Wednesday, July 27, 2005

Using the "Universal Channel"

I've been in Pasadena,* CA, since Saturday doing a teacher-training workshop for the educational outreach program at NASA's Jet Propulsion Laboratory. JPL asked me to develop a series of technology-based activities related to Mars robotics, which would be linked from the back of a poster on the subject that was (and still is -- it's not finished, as I understand it) under development. The head of Mars Education and Outreach asked if I would be willing to train these teachers using these activities, since I'm one of only a few people in the NASA education "establishment" that actually understands and applies good educational theory to the products I develop. (Kind of sad, isn't it?) When I was developing these activities, I decided that too many robotics-based activities rely on the expensive electronic robotics kits, so I set out to find a low-tech way to teach the same concepts. You can judge my success for yourself by heading over to the Mars Education site.

The culminating activity of these lessons has the students (or the teachers, in the case) participate in a competition to develop a simulated "Mars mission" using these low-tech materials. The rules of the competition are fun and challenging (launch a payload to hit a 1-meter target, five meters away; travel to a site two meters away; retrieve a "rock sample" and return it to the lander; and finally launch the sample back to the original launch site), but the activity itself isn't really the point of this essay. After spending two and a half hours developing their mission plan by applying what they learned over the past two days, each team presented their design to the head of NASA's Mars Exploration Program and his deputy. Yep, the head guys themselves judged the science and engineering the teachers had learned and decided which of their designs would get the nod as the winner. You can imagine the excitment -- and the pressure -- when the teachers found that out. I'm pleased to say that all the teams did extrememly well, and even the VIPs said it was a tough decision. These teachers had no engineering background at all, but really had a good time learning. It was fun to watch the lights come on in their eyes when they realized that not only had they really learned something fun and interesting during the workshop, but they could apply it in a high-level way. (Of course, having the head of the Mars program see the effect of the educational programs I've designed didn't hurt my career, either.)

What I find interesting and relevant to writing though is this: I think the reason the judges picked the winner they did was because the winning team presented a solid, cohesive "story" about their design, from launch to recovery. Most of the other teams talked about the various components of their design in isolation, but never really tied it all together into a cohesive whole. As I mentioned, all of the designs were good. Any of them could have accomplished the "mission." The winning team's presentation was compelling precisely because in was organized in a way that was easily accessible to their audience. This is another example of what I've referred to in previous essays as the "Universal Channel" that writers (and presenters, evidently) can use to tap directly into the human psyche.
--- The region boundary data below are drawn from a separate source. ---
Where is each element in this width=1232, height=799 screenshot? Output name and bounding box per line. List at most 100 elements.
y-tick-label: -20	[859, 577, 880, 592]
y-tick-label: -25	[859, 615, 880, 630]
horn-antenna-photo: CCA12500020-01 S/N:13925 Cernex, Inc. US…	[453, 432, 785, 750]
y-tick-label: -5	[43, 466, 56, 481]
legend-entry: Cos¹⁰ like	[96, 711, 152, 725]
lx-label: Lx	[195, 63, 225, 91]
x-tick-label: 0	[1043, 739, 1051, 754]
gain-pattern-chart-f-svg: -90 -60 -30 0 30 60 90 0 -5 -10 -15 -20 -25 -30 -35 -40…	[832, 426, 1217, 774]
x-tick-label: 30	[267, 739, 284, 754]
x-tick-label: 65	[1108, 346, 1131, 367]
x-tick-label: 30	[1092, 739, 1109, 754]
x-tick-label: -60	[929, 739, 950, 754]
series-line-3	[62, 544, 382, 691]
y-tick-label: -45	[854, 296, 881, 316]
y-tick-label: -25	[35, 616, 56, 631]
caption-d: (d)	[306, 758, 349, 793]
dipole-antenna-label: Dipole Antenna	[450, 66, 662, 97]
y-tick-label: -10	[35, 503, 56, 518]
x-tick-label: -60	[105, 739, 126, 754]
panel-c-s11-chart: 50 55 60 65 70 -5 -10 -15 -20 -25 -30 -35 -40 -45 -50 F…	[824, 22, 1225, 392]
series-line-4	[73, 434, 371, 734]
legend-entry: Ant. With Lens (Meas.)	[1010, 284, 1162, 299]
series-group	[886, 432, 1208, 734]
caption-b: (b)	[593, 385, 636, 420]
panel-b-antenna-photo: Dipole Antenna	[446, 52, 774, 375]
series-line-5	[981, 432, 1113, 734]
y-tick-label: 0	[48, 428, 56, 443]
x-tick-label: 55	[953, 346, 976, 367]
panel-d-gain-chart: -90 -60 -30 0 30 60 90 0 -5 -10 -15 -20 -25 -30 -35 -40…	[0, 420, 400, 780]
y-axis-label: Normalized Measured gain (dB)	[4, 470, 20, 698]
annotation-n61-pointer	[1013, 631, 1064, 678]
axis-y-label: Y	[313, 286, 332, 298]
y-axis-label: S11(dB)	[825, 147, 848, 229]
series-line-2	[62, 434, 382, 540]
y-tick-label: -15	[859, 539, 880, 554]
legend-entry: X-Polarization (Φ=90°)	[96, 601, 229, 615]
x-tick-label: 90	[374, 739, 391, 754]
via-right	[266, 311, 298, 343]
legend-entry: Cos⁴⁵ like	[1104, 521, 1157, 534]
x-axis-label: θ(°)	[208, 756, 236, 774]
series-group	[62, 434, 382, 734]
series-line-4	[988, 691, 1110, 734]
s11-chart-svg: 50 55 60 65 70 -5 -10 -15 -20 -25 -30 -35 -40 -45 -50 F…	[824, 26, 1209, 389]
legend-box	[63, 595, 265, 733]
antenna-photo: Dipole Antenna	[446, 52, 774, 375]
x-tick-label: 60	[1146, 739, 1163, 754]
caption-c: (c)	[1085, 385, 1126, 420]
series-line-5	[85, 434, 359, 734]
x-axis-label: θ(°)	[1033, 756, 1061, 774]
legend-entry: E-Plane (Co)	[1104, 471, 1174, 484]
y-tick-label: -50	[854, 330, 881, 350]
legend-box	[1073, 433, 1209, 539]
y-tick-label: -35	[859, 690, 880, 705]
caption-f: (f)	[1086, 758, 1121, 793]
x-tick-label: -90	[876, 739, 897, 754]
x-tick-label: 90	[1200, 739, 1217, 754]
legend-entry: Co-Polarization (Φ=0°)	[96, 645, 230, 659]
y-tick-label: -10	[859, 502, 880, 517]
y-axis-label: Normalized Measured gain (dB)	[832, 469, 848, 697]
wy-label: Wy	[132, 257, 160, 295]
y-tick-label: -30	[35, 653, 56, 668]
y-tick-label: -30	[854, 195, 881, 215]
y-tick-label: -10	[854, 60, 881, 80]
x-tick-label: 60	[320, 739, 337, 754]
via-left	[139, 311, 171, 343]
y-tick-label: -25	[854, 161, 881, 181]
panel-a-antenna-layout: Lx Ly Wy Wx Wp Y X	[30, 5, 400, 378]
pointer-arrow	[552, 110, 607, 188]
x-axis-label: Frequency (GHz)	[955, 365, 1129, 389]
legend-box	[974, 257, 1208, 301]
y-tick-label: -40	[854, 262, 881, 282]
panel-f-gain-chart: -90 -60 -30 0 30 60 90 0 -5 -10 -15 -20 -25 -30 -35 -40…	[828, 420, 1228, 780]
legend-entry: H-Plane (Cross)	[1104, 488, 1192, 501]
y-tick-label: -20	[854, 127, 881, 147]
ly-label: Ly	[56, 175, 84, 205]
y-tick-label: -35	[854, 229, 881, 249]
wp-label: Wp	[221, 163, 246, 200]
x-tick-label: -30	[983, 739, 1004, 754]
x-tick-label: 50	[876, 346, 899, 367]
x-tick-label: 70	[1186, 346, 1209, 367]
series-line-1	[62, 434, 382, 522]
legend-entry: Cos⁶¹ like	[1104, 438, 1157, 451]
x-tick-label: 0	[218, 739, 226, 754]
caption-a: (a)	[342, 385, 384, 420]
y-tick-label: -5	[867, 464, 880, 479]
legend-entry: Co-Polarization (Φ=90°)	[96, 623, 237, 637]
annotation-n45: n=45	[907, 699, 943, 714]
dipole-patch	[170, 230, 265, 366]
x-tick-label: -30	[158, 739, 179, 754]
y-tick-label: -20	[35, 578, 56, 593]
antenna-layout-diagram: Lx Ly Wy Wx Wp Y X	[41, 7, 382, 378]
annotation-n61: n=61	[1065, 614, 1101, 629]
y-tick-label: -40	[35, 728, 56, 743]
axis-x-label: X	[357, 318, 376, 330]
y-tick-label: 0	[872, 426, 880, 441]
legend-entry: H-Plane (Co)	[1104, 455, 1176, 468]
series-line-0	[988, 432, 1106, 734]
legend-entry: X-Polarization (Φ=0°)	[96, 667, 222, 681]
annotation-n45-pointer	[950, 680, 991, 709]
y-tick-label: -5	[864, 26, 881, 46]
The team's presentation wasn't a story in the sense that they began with "Once upon a time," but it did have all the elements of plot, theme, message, and even character. Like all good writing, they cut out the extraneous issues that didn't further their plot or convey their message. The "characters" were carefully-chosen major subsystems of their spacecraft. By showing how these characters interacted to advance the plot, they made a very convincing case, something you might think would be difficult considering one of the major characters was a Big Mac box!

Learning the techniques of fiction isn't just important for us writers. It can be a powerful tool for anyone who wants to educate or illuminate his or her audience on a particular subject. Short of the much less pleasant psychological devices of torture and brainwashing (which I don't recommend, by the way), I can't think of any psychological mechanism more powerful than story for changing the outlook and perspective of your auience. When you write your fiction, don't write cotton candy stories, fun as that may be sometimes. Figure out how you want your reader to change as a result of your tale, and then write the stories that will accomplish that change.

It's as important in fiction as it is in education.

*Actually, only a tiny corner of one parking lot of JPL is in Pasadena. All of the rest of the lab is in La Canada-Flintridge, yet the whole lab has a Pasadena address. Go figure.